The question is not if, but when. Luis Inacio Lula da Silva, former shoe-shine boy, is set to lead his country, giving hope for the first time to brazil’s 60 million people living below the poverty line, after decades of right-wing rule did nothing to further their chances of social progress.
PRAVDA.Ru sources in Brazil state that voting is set to continue long into the night, with long queues at polling stations as opinion polls indicate that Lula has come just short of the 50% plus one vote he needed to be elected in the first round. His estimated 47% will take him into the second round with Jose Serra, forecast to gain 23% but the votes of the other main candidates (Garotinho and Gomes) should in their majority go to Lula.

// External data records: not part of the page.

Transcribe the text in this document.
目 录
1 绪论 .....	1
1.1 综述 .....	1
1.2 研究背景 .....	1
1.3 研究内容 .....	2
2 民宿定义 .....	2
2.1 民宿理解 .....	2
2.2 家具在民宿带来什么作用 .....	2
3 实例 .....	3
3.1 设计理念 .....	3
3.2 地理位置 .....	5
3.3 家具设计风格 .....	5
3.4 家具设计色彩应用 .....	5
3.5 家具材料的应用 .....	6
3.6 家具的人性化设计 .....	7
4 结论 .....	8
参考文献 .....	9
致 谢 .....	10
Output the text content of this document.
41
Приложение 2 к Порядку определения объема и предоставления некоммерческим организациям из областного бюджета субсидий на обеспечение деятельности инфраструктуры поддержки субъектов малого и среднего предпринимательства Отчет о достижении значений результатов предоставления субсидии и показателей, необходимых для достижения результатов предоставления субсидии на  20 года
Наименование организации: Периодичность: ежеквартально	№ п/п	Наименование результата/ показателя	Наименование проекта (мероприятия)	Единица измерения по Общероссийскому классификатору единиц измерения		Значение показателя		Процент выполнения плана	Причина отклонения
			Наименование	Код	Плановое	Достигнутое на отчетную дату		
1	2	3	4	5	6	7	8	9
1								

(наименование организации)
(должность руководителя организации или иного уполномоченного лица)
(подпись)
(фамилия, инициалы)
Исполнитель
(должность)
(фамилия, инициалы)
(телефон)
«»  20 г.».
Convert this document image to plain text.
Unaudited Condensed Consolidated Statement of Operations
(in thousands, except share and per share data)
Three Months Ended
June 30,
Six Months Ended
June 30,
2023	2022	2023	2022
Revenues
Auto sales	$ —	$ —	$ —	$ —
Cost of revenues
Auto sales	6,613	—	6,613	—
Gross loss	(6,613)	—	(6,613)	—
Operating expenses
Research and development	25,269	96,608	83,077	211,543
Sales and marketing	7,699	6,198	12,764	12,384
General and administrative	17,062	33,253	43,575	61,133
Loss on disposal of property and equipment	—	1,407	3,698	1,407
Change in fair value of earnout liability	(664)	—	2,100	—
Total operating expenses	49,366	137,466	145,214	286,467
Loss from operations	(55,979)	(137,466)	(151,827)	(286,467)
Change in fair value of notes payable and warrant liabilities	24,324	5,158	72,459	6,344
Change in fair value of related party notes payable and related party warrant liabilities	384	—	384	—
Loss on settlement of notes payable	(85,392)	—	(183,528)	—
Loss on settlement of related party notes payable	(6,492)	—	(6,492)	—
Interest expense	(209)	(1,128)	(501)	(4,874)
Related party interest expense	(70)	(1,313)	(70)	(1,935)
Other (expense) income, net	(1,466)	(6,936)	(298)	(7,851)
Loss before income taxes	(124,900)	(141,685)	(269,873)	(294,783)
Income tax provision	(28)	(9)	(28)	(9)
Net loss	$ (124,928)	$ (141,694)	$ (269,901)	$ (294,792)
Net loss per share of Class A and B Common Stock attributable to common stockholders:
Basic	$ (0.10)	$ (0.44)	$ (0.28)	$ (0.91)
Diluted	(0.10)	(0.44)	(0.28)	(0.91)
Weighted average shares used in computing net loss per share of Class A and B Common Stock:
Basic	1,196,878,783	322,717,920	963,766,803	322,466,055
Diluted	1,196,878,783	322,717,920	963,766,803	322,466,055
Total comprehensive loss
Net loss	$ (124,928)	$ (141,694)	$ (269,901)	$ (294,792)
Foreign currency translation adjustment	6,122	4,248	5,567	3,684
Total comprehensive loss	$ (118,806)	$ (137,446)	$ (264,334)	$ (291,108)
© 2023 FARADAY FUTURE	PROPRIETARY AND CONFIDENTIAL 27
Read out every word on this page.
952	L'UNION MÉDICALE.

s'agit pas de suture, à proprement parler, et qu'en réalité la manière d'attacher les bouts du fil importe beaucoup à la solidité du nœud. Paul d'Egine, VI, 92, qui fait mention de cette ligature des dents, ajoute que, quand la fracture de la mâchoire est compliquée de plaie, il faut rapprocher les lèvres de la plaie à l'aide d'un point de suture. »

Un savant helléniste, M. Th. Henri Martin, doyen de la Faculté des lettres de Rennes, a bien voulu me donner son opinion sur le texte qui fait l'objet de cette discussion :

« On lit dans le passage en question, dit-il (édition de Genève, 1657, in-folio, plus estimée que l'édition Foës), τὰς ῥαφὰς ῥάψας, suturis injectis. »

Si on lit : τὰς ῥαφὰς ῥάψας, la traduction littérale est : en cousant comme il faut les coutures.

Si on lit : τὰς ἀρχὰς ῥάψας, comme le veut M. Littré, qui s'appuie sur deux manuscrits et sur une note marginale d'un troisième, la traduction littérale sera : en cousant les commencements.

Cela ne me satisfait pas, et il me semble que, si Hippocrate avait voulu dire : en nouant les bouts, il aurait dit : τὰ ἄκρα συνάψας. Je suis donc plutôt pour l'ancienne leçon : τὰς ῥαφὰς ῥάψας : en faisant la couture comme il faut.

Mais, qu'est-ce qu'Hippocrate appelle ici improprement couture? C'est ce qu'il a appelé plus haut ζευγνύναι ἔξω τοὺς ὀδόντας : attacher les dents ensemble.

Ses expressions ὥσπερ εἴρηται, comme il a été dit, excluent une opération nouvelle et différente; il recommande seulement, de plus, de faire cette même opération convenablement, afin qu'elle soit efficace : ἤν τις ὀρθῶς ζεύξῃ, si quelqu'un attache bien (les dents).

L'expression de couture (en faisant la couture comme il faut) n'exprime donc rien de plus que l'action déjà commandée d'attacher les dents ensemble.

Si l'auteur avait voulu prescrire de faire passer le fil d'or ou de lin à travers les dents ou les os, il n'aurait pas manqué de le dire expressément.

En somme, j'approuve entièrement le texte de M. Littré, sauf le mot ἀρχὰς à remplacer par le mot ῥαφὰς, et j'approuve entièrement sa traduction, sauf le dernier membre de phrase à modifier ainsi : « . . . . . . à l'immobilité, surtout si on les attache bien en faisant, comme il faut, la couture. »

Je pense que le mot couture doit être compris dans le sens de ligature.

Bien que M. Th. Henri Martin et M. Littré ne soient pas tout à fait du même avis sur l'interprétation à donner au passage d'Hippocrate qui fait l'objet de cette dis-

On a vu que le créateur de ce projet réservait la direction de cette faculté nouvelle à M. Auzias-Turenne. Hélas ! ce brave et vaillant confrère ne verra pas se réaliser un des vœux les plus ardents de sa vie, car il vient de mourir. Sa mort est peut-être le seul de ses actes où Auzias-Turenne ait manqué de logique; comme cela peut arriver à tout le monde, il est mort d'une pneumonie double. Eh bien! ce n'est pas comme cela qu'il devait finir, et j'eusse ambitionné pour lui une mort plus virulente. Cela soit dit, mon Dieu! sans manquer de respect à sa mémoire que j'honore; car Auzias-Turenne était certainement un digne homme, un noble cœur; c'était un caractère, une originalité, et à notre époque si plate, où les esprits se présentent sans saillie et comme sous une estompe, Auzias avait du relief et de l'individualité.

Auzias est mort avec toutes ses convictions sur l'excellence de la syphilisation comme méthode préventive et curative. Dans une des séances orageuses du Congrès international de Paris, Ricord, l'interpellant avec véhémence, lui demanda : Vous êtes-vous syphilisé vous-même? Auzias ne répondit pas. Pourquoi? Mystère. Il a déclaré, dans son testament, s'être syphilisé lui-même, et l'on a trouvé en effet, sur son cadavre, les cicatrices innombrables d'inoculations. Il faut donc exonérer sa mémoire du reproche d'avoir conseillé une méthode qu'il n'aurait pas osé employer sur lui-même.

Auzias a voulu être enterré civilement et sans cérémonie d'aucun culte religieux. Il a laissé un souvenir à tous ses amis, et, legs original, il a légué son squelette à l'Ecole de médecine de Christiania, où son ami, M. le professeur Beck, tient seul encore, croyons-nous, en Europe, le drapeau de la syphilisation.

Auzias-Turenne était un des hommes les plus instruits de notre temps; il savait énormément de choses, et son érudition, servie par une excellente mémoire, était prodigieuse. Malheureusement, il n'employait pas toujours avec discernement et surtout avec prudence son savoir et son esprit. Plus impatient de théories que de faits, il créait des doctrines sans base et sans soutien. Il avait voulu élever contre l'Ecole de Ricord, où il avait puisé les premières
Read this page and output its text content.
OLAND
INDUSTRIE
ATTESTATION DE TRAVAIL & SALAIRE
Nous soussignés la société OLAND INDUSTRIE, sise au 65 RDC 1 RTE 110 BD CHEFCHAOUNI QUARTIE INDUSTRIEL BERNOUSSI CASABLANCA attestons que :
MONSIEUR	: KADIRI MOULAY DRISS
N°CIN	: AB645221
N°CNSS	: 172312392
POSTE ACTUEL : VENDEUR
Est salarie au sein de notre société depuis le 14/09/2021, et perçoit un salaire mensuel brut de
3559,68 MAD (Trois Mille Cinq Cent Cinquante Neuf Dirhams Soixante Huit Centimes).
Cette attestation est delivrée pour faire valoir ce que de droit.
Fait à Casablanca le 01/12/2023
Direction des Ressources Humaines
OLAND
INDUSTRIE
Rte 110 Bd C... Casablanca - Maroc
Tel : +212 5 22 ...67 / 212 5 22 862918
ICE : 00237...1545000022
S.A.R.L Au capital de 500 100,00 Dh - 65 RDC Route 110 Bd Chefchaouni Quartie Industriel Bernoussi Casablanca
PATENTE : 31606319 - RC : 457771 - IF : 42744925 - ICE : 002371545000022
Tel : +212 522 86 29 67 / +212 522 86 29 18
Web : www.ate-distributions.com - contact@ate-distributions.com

Lula began his life in a poor family in Pernambuco, north-east Brazil. He worked on the streets as a peanut seller and a shoe-shine boy before gaining an apprenticeship as a metalworker, a profession which he loves and which cost him a finger in an accident.
Lula launched himself into politics in 1969, as a means to get over the loss of his first wife, who died of hepatitis. In 1975, he was elected leader of the metalworkers’ union, whose 100,000 members were enraptured by his innovative style of leadership. Until Lula, Brazil’s trade unions had been emaciated organisms led by government yes-men. Lula gave the union a life of its own and brought real hope to Brazil’s oppressed working class.
Arrested by the military government in 1980 and subsequently released, Lula founded the Partido dos Trabalhadores (Workers’ party), the first major left-wing party in the country’s history. It was his fiery leadership and left-wing discourse, however, which kept him out of the presidency. A survivor and a pragmatist, a practical and sensible man, Lula learnt from his three election defeats.
Enlisting the support of the centre-right Liberal Front (PFL), Lula has won the backing of political heavyweights like ex-presidents Itamar Franco and Jose Sarney and the powerful former Senator, Antonio Carlos Magalhaes, from Salvador de Bahia. A jittery financial market, manipulated from abroad, has done what it can to keep Lula out of the presidency, unjustly.
Lula has declared repeatedly that he intends to honour all agreements with the IMF. What he promises is “a destiny of progress and justice” and a Brazil where “Brazilians believe in themselves”, something which decades of right-wing rule promised but failed wholly to produce. Brazil’s 235 bn. USD external debt is witness to the disastrous running of the country by a corrupt clique of haves.
Brazilians decided today to take the first step towards taking their destiny in their own hands, a process which will be completed on October 27th when Lula runs against Jose Serra, of the PSDB (Social Democrats). The financial markets will calm down and Lula will prove to Brazil’s 115 million voters that he is a competent, intelligent politician, a humane man with great and special qualities of leadership, a visionary who will speak not only for Brazil’s underprivileged class, but also for its middle class, and give a new spirit of hope to Latin America in general.